After rally in Trenton, faith groups spread ‘hummus, not hate’

Jews and Muslims share lunch and the FFEU’s “We Refuse To Be Enemies” message in Washington.
Jews and Muslims share lunch and the FFEU’s “We Refuse To Be Enemies” message in Washington.

Under the banner of “Spread Hummus Not Hate,” Jewish and Muslim groups are joining in a campaign to combat Islamophobia, anti-Semitism, and other forms of bigotry. 

The program, organized by the New York-based Foundation for Ethnic Understanding, includes widespread participation by Jewish organizations and individuals in New Jersey.

Following a Nov. 1 interfaith rally in Trenton, the events will include a gathering of several hundred Muslim and Jewish women in Princeton on Sunday, Dec. 6.

Members of 16 chapters of the Sisterhood of Salaam/Shalom from across the United States will come together for an all-day conference at Princeton University on the role of women in reconciliation between the Jewish and Muslim communities.

Their gathering will follow several interfaith actions sponsored by FFEU. One was a Nov. 5 bus tour of 15 Muslim and Jewish activists of institutions in the Washington, DC, area, including a synagogue, a mosque, and a Muslim community center.

The participants sang peace songs and shared pita and hummus with people they met, as they asked them to sign pledges to confront bigotry in their own communities.

“The point of ‘Spread Hummus Not Hate’ is to show that grassroots Muslims and Jews can come together as close friends and collaborators and take a united stand against Islamophobia, anti-Semitism, and other manifestations of bigotry,” said Walter Ruby, FFEU’s Muslim-Jewish program director. “We are here to demonstrate that we are our brothers’ and sisters’ keepers and will stand up for each other if either community is under attack.” 

In an earlier action on Nov. 1, 36 organizations, including 11 from the Jewish community, gathered at the New Jersey State Museum in Trenton for a rally titled “Stand Up for the Other.”

It was organized by the FFEU, the New Jersey Muslim-Jewish Solidarity Committee, the Islamic Society of Basking Ridge, the NJ State Association of Jewish Federations, and the Jewish Catholic Muslim Dialogue of Southern New Jersey.

“At a time of increased violence, fear, and mistrust among members of diverse faiths and ethnicities, the ‘Stand Up for the Other Rally’ offers a critically important opportunity for Jews, Muslims, Christians, and people of all faith traditions from across New Jersey to issue a call of conscience: reject violence, bigotry, and incitement against members of any faith or ethnic community and stand up for each other,” said Jacob Toporek, executive director of the NJ State Association of Jewish Federations.

The rally kicked off what FFEU called its fourth “Season of Twinning,” a series of annual meetings among people of many faiths.
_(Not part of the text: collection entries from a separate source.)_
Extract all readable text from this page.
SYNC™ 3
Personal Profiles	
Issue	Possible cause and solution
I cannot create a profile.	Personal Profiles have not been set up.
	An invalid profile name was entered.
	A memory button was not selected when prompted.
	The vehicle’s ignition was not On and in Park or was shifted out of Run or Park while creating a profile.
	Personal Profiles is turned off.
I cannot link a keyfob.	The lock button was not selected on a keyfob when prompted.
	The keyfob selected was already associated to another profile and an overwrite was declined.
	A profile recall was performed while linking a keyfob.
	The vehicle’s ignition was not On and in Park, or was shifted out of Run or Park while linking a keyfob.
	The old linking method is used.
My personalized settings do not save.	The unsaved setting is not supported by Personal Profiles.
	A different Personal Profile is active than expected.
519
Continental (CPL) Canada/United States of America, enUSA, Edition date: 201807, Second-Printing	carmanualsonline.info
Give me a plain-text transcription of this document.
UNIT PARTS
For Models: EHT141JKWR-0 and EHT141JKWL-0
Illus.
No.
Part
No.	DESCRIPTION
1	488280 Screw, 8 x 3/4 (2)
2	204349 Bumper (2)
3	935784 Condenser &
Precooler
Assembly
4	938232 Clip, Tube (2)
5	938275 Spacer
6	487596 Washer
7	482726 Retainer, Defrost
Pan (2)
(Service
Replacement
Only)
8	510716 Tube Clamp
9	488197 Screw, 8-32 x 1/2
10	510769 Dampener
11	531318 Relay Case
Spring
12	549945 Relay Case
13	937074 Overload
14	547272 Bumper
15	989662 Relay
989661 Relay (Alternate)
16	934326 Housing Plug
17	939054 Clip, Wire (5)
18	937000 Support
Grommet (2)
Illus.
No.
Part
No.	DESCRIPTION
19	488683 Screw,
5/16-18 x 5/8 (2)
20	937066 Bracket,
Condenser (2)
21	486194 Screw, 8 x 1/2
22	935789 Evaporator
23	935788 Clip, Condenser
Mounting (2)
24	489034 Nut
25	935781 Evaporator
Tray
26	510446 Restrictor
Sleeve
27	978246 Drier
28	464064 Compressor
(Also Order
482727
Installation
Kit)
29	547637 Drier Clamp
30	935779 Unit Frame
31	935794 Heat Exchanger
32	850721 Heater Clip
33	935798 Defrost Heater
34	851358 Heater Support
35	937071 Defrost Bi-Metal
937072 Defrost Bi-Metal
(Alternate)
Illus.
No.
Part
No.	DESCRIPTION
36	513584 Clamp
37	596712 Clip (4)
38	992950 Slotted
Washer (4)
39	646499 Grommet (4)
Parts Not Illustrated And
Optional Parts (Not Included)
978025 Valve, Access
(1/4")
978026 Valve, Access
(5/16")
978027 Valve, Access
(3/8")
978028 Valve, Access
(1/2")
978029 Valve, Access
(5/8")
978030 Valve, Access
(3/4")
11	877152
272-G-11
Faith communities join together in feeding the hungry and homeless and standing together against Islamophobia and anti-Semitism. 

Speakers at the rally included state Senators Ray Lesniak (D-Dist. 20) and Linda Greenstein (D-Dist. 14); Jonathan Golden, director of Drew University’s Center on Religion, Culture & Conflict; and Dr. Ali Chaudry, president of the Islamic Society of Basking Ridge.

Chaudry urged participants to promise that “while interacting with members of my own faith or ethnic community, or with others, if I hear hateful comments from anyone about members of any other community, I pledge to stand up for the other and challenge bigotry in any form.” 

Lesniak told NJ Jewish News, “This movement can save civilization from destroying itself. This is a global initiative that can bring all faiths together to stand up for each other. It has never been done before, and it is needed now more than ever.” 

Among the Jewish organizations that participated in the Trenton rally were Adath Israel Congregation of Lawrenceville, the American Jewish Committee, the Anti-Defamation League, the Community Relations Committee of the Jewish Federation of Greater MetroWest NJ, Congregation Or Ha Lev in Mount Arlington, the Jewish Labor Committee, and White Meadow Temple in Rockaway.